テレビ朝日版、NHK版と2度ドラマ化されている。

享和2年の大水で両親を失い、幼馴染とも生き別れた主人公は
料亭のおかみに拾われ、その天性の料理の腕を磨いてきた。
江戸に出てきた彼女は、日本一の太夫といわれている花魁が
行方不明になっていた幼馴染であると知るが…というあらすじ。

角川春樹さんが最後の監督作品であると宣言なさっています。
めっちゃ百合だったので、
そうかー、そんなに百合がお好きなのかーと思いました。
役者さんがなかなか豪華で、セリフが1つしかないチンピラモブが
松山ケンイチさんだったり、
最初にちらっと出る易者が反町隆史さんだったりしました。

お料理がとてもおいしそうなので、
お腹が減った状態で見ないほうがいいかも。
パンフには映画に出てきたお料理のレシピが載っています。

内容ばれ

「うちらは何があってもずっと一緒や」という誓いを胸に
幼馴染を思い続ける主人公を、
曲亭馬琴さんは、「お前の料理の腕で、親友を身請けしてみせよ」
と鼓舞します。
馬琴さんも百合萌えかー。

そして主人公といい雰囲気だった小松原様は、
主人公が親友を取り戻すと決意するのを陰から聞いていて
すっと身を引きます。
百合の間に挟まる男は死ぬと古事記にも書かれているので
学のある小松原様は危機回避したのでしょう。
(小松原様は挟まろうとはしてないけど)

太夫の身請け代は4~5億円くらい。
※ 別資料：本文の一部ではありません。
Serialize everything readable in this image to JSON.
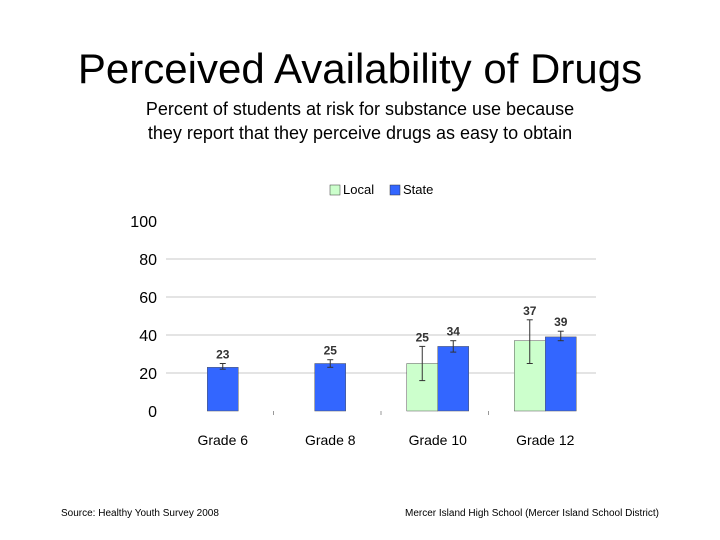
{
  "title": "Perceived Availability of Drugs",
  "subtitle_lines": [
    "Percent of students at risk for substance use because",
    "they report that they perceive drugs as easy to obtain"
  ],
  "footer": {
    "source": "Source: Healthy Youth Survey 2008",
    "school": "Mercer Island High School (Mercer Island School District)"
  },
  "chart_data": {
    "type": "bar",
    "categories": [
      "Grade 6",
      "Grade 8",
      "Grade 10",
      "Grade 12"
    ],
    "series": [
      {
        "name": "Local",
        "color": "#ccffcc",
        "values": [
          null,
          null,
          25,
          37
        ],
        "error_low": [
          null,
          null,
          16,
          25
        ],
        "error_high": [
          null,
          null,
          34,
          48
        ]
      },
      {
        "name": "State",
        "color": "#3366ff",
        "values": [
          23,
          25,
          34,
          39
        ],
        "error_low": [
          22,
          23,
          31,
          37
        ],
        "error_high": [
          25,
          27,
          37,
          42
        ]
      }
    ],
    "y_ticks": [
      "0",
      "20",
      "40",
      "60",
      "80",
      "100"
    ],
    "ylim": [
      0,
      100
    ],
    "legend_position": "top",
    "grid": true
  }
}
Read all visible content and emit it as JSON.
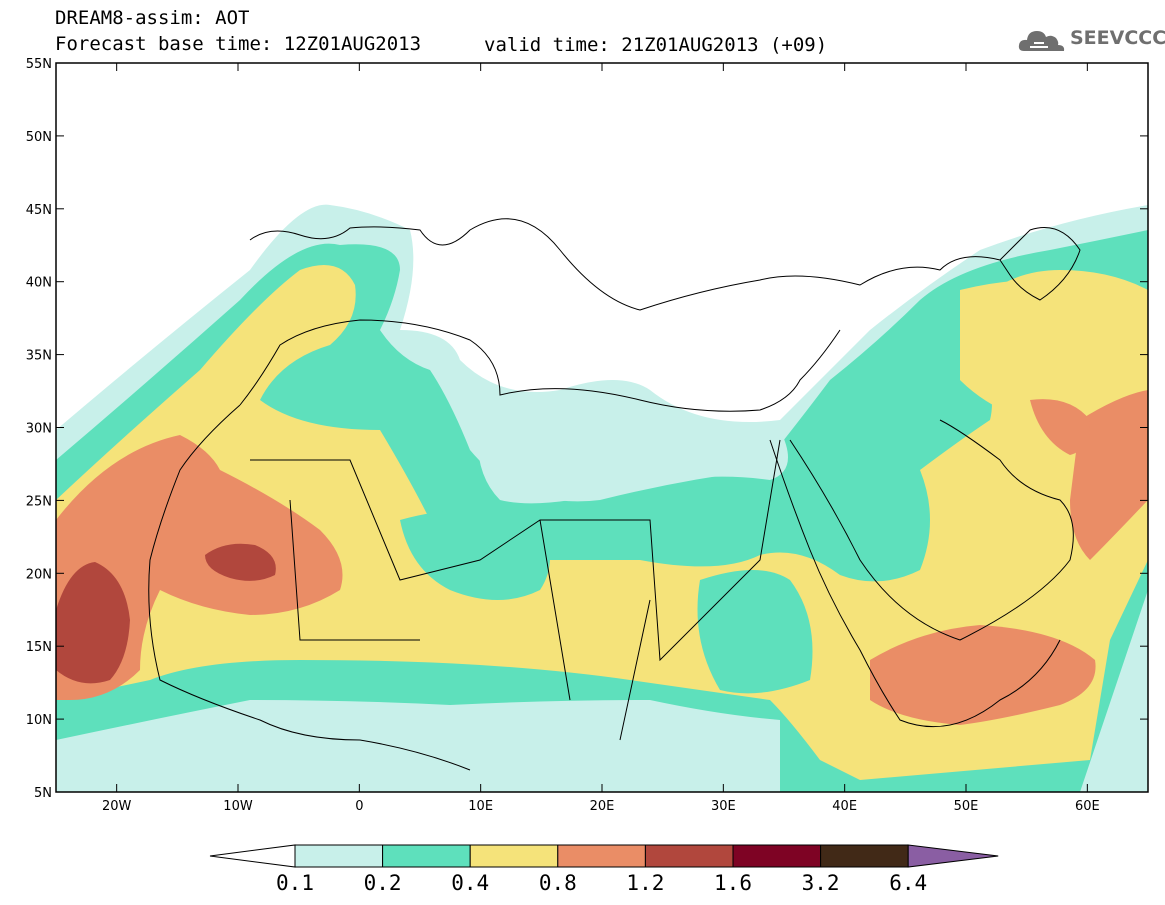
{
  "title": "DREAM8-assim: AOT",
  "forecast_base": "Forecast base time: 12Z01AUG2013",
  "valid_time": "valid time: 21Z01AUG2013 (+09)",
  "logo_text": "SEEVCCC",
  "lat_labels": [
    "55N",
    "50N",
    "45N",
    "40N",
    "35N",
    "30N",
    "25N",
    "20N",
    "15N",
    "10N",
    "5N"
  ],
  "lon_labels": [
    "20W",
    "10W",
    "0",
    "10E",
    "20E",
    "30E",
    "40E",
    "50E",
    "60E"
  ],
  "colorbar": {
    "labels": [
      "0.1",
      "0.2",
      "0.4",
      "0.8",
      "1.2",
      "1.6",
      "3.2",
      "6.4"
    ],
    "colors": [
      "#ffffff",
      "#c8f0ea",
      "#5ee0bc",
      "#f5e37a",
      "#ea8d66",
      "#b1473d",
      "#7e0324",
      "#412917",
      "#8a5ea3"
    ]
  }
}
がんばれ主人公!
ちなみに「とろとろ茶碗蒸し」は600円くらいのようです。
食びたい!とろとろ茶碗蒸し!

登龍楼がギャフンといわされないのはちょっと気になったし、
というか雨の日に放火してなんであんなにボーボー燃えるのかとか、
ごりょんさんの息子さんは伏線で松山ケンイチさんだと思ってたら違って
息子さん最後まで出てこなかったし、
主人公と医者先生がお話している背景にぶら下がった亀?がバタバタしてたり、
イモリの黒焼き?があったり、妙に気になる愉快な箇所がところどころあった。
ところで手皿はマナー違反だと思うんだけど(庶民はいいとして小松原様)
江戸時代はそうじゃなかったのか…??と調べたけど分からなかった。

主人公が親友を身請けできたかどうか心配になって
原作小説のあらすじを調べてしまった…。